Finissons sur le championnat, où Envision Virgin Racing est actuellement en tête du classement Constructeurs alors qu’il s’agit d’une écurie cliente, qui loue son moteur à Audi. Pensez-vous que ce soit acceptable ?

Le règlement est fait pour que les écuries clientes puissent rivaliser avec les constructeurs. C’est l’esprit de la discipline, et je trouve que c’est bien ainsi. Envision Virgin Racing est une équipe historique en Formule E, et cela ne me dérange pas qu’ils mènent au championnat, du moment qu’à la fin nous soyons devant…

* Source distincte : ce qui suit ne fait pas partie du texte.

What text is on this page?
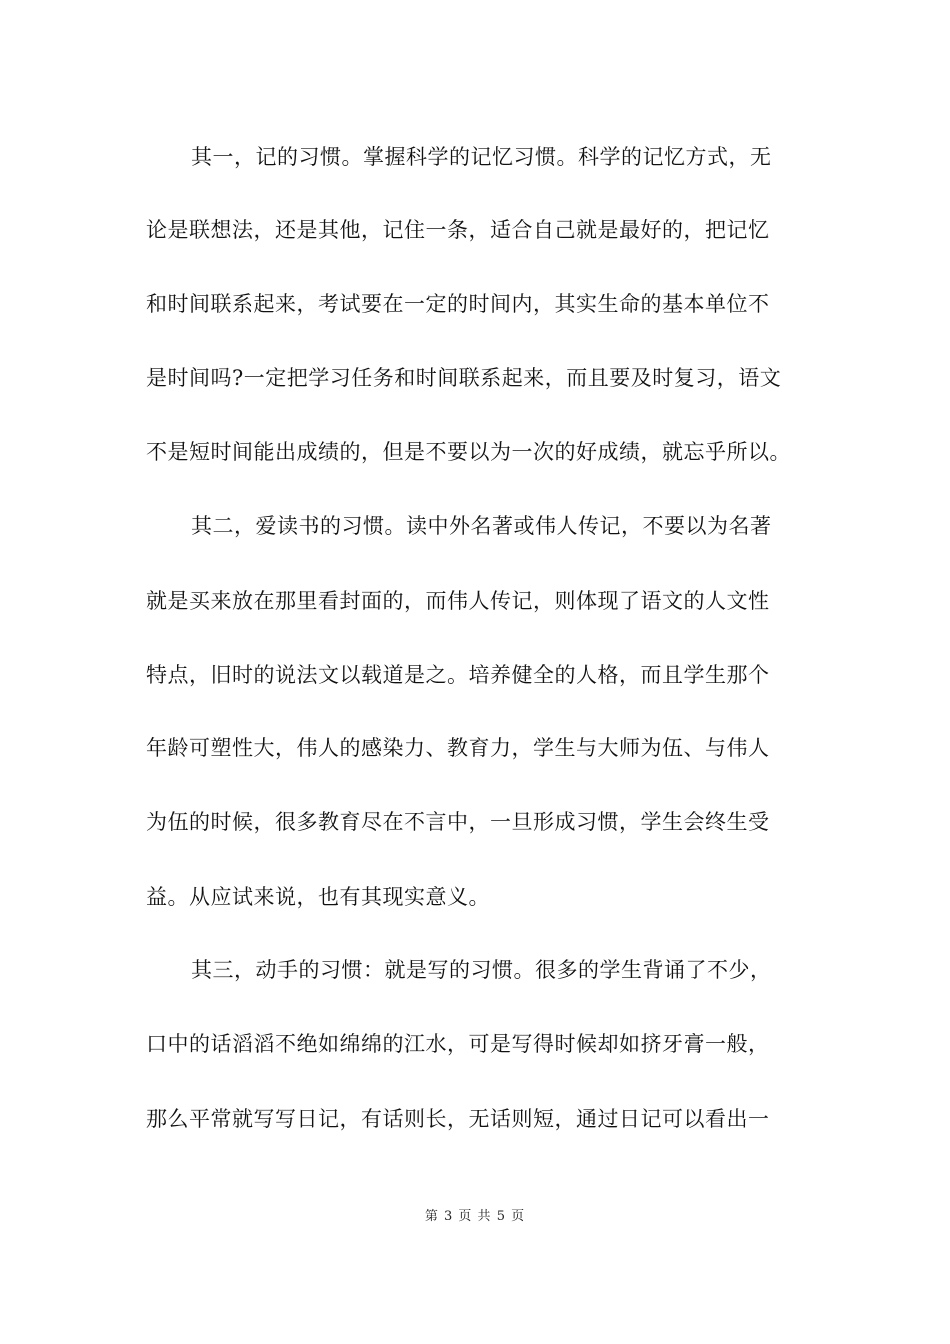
其一，记的习惯。掌握科学的记忆习惯。科学的记忆方式，无
论是联想法，还是其他，记住一条，适合自己就是最好的，把记忆
和时间联系起来，考试要在一定的时间内，其实生命的基本单位不
是时间吗?一定把学习任务和时间联系起来，而且要及时复习，语文
不是短时间能出成绩的，但是不要以为一次的好成绩，就忘乎所以。
其二，爱读书的习惯。读中外名著或伟人传记，不要以为名著
就是买来放在那里看封面的，而伟人传记，则体现了语文的人文性
特点，旧时的说法文以载道是之。培养健全的人格，而且学生那个
年龄可塑性大，伟人的感染力、教育力，学生与大师为伍、与伟人
为伍的时候，很多教育尽在不言中，一旦形成习惯，学生会终生受
益。从应试来说，也有其现实意义。
其三，动手的习惯：就是写的习惯。很多的学生背诵了不少，
口中的话滔滔不绝如绵绵的江水，可是写得时候却如挤牙膏一般，
那么平常就写写日记，有话则长，无话则短，通过日记可以看出一
第 3 页 共 5 页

Le point sur les championnats après 11 courses 

Pilotes : 1. S. Bird 81 Pts, 2. A.F. Da Costa 76, 3. R. Frijns 76, 4. E. Mortara 72, 5. N. Cassidy 70, 6. J.E. Vergne 68, 7. R. Rast 61, 8. M. Evans 60, 9. P. Wehrlein 60, 10.  N. De Vries 59, 11. O. Rowland 59, 12.  L. Di Grassi 54, 13. S. Vandoorne 54, 14. M. Günther 54, 15. J. Dennis 54, 16. A. Sims 44, 17. A. Lynn 34, 18.  A. Lotterer 32, 19. N. Müller 30, 20. S. Buemi 20, 21. N. Nato 17, 22. O. Turvey 13, 23. S. Sette Câmara 12, 24. T. Blomqvist 5, 25. J. Eriksson 0

Equipes : 1. Envision Virgin Racing 146 Pts, 2. DS Techeetah 144, 3. Jaguar Racing 141, 4. Audi Sport Abt Schaeffler 115, 5. Mercedes-Benz EQ 113, 6. BMW i Andretti Motorsport 108, 7. Tag Heuer Porsche Motorsport 92, 8. Rokit Venturi Racing 89, 9. Nissan e.dams 79, 10. Mahindra Racing 78, 11.  Dragon/Penske Autosport 42, 12. NIO 333 Racing 18.